The Vortex of Social Structure and Social Movements: A Prey-Predator Model of Trade Unions and Inequality in Capitalist Countries (1870-2013)
We therefore underline the historical existence of a lag of about one decade between inequality (measured by the Gini index, or the share of the upper decile of incomes) and social mobilization (union density). We show that increases in inequality augment trade union membership with a lag of several years. In turn, trade union membership decreases inequality after several years. But later low inequality means that trade unions encounter increasing difficulties in recruiting new members. This leads to low trade union membership as a long-term result of decreased inequality. With few trade union members, the balance of power becomes less favorable for the remaining trade union members that favor less inequality, and thus inequality increases again. When inequality is high, the circle starts again as trade unions – after some time lag – recruit new members as a result of higher inequality.
Using data that was just recently made available on trade union membership (Tilly 2000; Crouch 1993; Visser 2013) and income inequality (Alvaredo, Atkinson, Piketty, Saez 2013) over the last 140 years, this model explains trade union membership and income inequality as mutually causing each other in Canada, Italy, Germany, France, the UK and the US. Using a structural equation model, we show the parameters according to which income inequality and trade union membership interact in a perpetually instable equilibrium over time. This structural equation model works better than simple correlations or regressions, by making it possible to see trade union membership and inequality both as dependent and independent variable, thus offering a non-linear relationship of mutual influence between trade union membership and inequality. The two time lags we detect, the first between the reality of inequality and its consequences in terms of collective action, and the second between trade union development and inequality reduction, have an important role in these dynamics. The delays that exist in both mean that societies’ reactions to new realities are delayed, and that social realities in turn change slowly when new balances of political power arise.

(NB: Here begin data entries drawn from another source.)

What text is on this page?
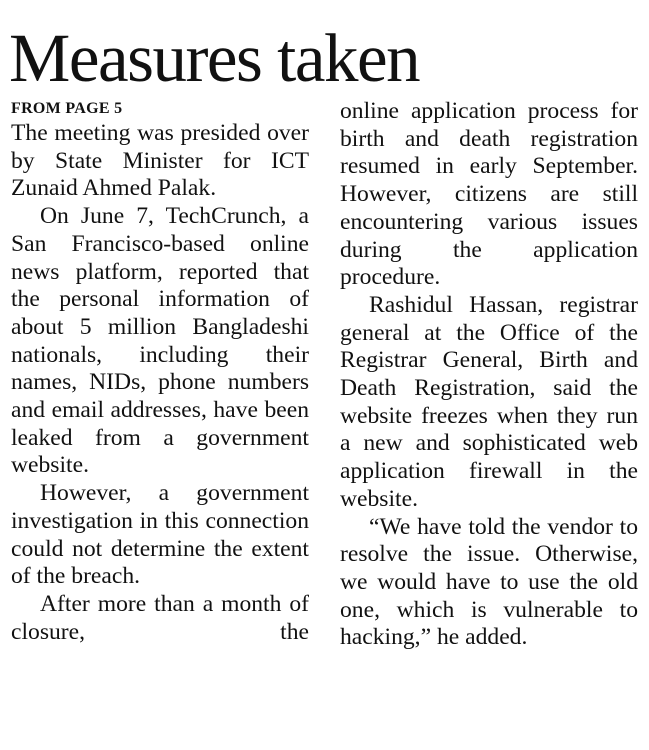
Measures taken

FROM PAGE 5

The meeting was presided over by State Minister for ICT Zunaid Ahmed Palak.

On June 7, TechCrunch, a San Francisco-based online news platform, reported that the personal information of about 5 million Bangladeshi nationals, including their names, NIDs, phone numbers and email addresses, have been leaked from a government website.

However, a government investigation in this connection could not determine the extent of the breach.

After more than a month of closure, the

online application process for birth and death registration resumed in early September. However, citizens are still encountering various issues during the application procedure.

Rashidul Hassan, registrar general at the Office of the Registrar General, Birth and Death Registration, said the website freezes when they run a new and sophisticated web application firewall in the website.

“We have told the vendor to resolve the issue. Otherwise, we would have to use the old one, which is vulnerable to hacking,” he added.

This dynamic is essential to understand the socio-economic non-linear long-wave dynamics of the 20th, and possibly also of the 21st century. This is because inequality is currently on the rise and might continue to increase, as long as no strong collective action is launched by trade unions or other actors, but using historical data, we can show that social movements that fight inequality have always reacted with latency to increased inequality as we witness today.